One

One jokes

Receptionist

Would you mind just peeing into this cup, please? It's the one the annoying receptionist uses.

Movie

"Bonus, we can even watch a movie and still chat! Love you!

Which one do you want to watch? 😀"

Girl

A girl with no arms and one leg goes to her mother and asks: "Mom, next year for the carnival, can I dress up as a princess?"

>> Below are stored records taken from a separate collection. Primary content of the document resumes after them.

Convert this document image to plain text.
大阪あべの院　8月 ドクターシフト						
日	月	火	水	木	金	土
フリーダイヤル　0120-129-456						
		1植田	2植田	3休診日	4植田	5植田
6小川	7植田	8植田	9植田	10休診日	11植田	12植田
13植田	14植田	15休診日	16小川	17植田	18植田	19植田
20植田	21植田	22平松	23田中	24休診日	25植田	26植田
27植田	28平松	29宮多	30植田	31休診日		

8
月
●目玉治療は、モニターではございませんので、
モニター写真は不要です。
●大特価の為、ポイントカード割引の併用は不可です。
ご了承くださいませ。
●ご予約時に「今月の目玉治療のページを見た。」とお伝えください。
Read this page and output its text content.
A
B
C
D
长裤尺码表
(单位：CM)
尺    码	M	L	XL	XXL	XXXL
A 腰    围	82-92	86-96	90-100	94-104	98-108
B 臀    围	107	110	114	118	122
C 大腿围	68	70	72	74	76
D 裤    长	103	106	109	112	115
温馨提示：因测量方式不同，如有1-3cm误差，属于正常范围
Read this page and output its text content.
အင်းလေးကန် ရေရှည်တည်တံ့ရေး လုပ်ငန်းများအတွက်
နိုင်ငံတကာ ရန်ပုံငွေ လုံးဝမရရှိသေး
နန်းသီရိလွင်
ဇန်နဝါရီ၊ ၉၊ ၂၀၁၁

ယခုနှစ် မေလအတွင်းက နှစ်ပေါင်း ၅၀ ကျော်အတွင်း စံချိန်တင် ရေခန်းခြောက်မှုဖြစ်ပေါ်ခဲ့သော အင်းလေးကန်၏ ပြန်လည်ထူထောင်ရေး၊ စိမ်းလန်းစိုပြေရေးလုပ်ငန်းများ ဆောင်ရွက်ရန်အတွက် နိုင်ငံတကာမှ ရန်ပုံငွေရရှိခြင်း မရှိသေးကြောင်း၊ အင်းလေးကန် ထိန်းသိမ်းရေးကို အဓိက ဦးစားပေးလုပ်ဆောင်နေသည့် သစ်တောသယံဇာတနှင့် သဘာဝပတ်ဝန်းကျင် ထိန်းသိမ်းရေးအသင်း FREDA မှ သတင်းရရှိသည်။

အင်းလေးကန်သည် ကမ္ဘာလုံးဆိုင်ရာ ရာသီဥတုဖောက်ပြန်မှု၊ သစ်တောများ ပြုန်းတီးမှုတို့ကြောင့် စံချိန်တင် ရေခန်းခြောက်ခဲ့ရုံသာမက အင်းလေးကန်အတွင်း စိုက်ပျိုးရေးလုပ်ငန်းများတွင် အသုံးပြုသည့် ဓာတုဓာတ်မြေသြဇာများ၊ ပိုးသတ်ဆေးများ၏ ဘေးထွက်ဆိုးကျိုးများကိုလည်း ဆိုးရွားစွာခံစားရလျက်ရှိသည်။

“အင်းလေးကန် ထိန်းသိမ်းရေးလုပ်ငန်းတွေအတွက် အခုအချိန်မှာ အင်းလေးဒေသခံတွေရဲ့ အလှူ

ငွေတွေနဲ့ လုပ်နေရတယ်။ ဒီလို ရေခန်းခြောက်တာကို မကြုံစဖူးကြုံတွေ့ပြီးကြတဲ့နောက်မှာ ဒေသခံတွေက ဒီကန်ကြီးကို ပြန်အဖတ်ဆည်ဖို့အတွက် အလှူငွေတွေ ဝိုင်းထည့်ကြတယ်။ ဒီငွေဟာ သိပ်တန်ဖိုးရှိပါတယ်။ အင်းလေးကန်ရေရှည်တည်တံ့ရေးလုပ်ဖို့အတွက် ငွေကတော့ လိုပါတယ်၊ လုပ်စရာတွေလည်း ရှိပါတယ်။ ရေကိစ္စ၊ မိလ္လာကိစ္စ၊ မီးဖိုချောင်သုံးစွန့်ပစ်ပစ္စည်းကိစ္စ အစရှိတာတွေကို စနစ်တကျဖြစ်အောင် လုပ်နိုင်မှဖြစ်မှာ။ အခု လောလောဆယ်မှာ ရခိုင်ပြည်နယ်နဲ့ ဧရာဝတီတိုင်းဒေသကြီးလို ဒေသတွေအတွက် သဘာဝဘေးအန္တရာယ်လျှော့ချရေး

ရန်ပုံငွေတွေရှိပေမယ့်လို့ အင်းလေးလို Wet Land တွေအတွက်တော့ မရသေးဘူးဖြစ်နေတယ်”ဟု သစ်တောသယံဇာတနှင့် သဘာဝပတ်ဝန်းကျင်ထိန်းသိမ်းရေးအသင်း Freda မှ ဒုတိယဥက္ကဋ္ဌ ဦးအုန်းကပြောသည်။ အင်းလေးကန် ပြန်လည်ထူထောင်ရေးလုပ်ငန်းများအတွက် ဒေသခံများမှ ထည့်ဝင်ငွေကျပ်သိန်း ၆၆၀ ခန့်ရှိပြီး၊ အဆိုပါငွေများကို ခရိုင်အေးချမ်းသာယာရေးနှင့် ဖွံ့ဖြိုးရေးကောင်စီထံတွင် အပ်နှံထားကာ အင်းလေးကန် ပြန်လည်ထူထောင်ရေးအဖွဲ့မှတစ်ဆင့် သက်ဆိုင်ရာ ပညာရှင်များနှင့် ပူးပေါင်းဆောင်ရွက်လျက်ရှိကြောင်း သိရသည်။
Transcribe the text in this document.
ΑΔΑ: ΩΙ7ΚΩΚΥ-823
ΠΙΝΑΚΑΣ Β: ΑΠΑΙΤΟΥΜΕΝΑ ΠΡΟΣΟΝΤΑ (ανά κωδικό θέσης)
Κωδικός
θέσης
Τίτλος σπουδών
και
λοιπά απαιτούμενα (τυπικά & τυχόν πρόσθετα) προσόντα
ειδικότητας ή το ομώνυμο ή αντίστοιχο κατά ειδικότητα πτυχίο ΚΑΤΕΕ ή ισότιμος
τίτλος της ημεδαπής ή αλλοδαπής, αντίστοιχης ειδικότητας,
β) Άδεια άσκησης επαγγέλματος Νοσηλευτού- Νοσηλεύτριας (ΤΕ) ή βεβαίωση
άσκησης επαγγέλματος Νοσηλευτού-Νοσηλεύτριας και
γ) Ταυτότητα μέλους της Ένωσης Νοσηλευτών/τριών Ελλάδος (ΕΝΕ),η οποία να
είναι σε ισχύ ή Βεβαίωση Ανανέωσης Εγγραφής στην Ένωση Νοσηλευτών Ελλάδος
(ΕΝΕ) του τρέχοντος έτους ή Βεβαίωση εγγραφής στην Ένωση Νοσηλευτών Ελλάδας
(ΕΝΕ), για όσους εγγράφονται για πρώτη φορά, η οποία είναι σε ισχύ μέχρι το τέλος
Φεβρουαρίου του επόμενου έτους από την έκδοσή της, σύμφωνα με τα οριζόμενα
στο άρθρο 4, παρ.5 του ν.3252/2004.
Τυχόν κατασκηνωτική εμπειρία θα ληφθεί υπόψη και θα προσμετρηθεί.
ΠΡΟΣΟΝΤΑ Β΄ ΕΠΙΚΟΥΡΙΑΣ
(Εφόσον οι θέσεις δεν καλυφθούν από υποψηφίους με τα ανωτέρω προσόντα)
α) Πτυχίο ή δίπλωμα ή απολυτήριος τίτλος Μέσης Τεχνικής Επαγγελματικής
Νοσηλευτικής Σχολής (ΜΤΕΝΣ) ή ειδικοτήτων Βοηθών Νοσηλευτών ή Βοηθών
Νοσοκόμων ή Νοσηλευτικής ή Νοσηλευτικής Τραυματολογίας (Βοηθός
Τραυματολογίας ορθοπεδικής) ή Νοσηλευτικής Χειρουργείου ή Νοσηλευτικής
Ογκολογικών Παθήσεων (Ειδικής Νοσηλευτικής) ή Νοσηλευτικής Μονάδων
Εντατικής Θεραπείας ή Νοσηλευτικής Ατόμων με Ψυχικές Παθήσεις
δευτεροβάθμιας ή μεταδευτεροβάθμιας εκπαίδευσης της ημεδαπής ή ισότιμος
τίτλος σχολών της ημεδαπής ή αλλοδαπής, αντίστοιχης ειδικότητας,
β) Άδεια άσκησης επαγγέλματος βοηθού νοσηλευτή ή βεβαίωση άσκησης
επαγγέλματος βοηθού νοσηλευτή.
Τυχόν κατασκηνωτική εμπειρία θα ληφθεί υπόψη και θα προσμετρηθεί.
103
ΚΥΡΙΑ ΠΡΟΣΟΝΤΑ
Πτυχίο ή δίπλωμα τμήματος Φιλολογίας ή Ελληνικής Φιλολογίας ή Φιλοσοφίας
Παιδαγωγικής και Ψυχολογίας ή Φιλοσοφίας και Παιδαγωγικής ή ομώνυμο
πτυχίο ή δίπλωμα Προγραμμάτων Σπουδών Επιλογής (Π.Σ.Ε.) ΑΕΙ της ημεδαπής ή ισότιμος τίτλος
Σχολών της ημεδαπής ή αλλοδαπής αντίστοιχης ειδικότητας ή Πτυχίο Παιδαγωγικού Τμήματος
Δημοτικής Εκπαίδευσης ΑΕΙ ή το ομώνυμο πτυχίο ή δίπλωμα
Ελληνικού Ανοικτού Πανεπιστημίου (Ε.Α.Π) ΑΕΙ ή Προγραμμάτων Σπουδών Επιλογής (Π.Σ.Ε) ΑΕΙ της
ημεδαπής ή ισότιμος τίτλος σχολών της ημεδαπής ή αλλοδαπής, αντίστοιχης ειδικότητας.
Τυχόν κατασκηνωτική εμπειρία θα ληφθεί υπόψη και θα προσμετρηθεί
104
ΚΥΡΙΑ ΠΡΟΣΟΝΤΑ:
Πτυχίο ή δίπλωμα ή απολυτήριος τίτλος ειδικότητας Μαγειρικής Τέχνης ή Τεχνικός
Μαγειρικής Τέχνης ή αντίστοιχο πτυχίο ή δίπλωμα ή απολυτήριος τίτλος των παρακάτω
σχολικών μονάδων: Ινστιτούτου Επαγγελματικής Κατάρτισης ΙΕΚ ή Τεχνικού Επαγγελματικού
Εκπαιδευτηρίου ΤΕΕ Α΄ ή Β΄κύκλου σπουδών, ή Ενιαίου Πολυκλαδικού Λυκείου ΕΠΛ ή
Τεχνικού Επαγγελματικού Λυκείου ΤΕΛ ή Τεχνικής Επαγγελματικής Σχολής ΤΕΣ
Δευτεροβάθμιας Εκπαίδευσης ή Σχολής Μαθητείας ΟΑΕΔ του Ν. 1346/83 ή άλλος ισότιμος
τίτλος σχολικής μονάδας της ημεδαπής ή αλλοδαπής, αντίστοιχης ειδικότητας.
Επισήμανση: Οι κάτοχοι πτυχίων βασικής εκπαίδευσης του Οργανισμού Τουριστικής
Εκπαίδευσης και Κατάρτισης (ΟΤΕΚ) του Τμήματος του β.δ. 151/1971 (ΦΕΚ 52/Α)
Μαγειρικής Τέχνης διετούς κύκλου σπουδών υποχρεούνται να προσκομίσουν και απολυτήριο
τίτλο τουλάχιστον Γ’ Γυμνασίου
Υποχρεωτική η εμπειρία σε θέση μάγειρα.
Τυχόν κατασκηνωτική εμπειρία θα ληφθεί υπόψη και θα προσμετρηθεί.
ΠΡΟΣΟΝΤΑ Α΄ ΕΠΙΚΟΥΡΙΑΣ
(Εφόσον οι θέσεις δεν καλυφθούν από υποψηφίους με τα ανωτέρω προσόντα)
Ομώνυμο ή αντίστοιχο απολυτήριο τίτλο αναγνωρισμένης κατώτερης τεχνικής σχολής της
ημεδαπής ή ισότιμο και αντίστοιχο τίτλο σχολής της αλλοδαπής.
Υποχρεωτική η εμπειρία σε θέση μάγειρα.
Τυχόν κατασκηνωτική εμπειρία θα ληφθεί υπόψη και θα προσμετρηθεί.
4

The mother replies: "Why? Didn't you like the ice lolly dress from last year?"

Memes

Bus

Imagine you go to school, right? You hit the curve, the bus driver be like, "Ahhh, how do I stop the bus?" Students from the bus jump from the windows. One of the students: "That's a YOU problem."

Bra

This picture is for bras! Comment or not and go to each one and comment! And go!

Allergy

I find it difficult to count to ten in French: un, deux, trois, quatre, cinq, six, sept.

I can't say the next one because I have a "huit" allergy.

Boomer

One day, I was walking down the street, and then I saw something really funny, and then I ran, and I saw a boomer, but I don't really know what I'm talking about, lol.

Man

One day I asked my mom where kids came from. She said the man who went to the milk store.

Five years later, he came back and left again.

Pizza

What's the difference between a pizza and a guy you really hate?

One won't scream when you remove their meat.

Boy

A teacher says to her class one day, "Whoever answers my next question can go home."

A boy throws his bag out the window.

The teacher asks, "Who just threw that?"

The boy says, "Me! I’m going home now."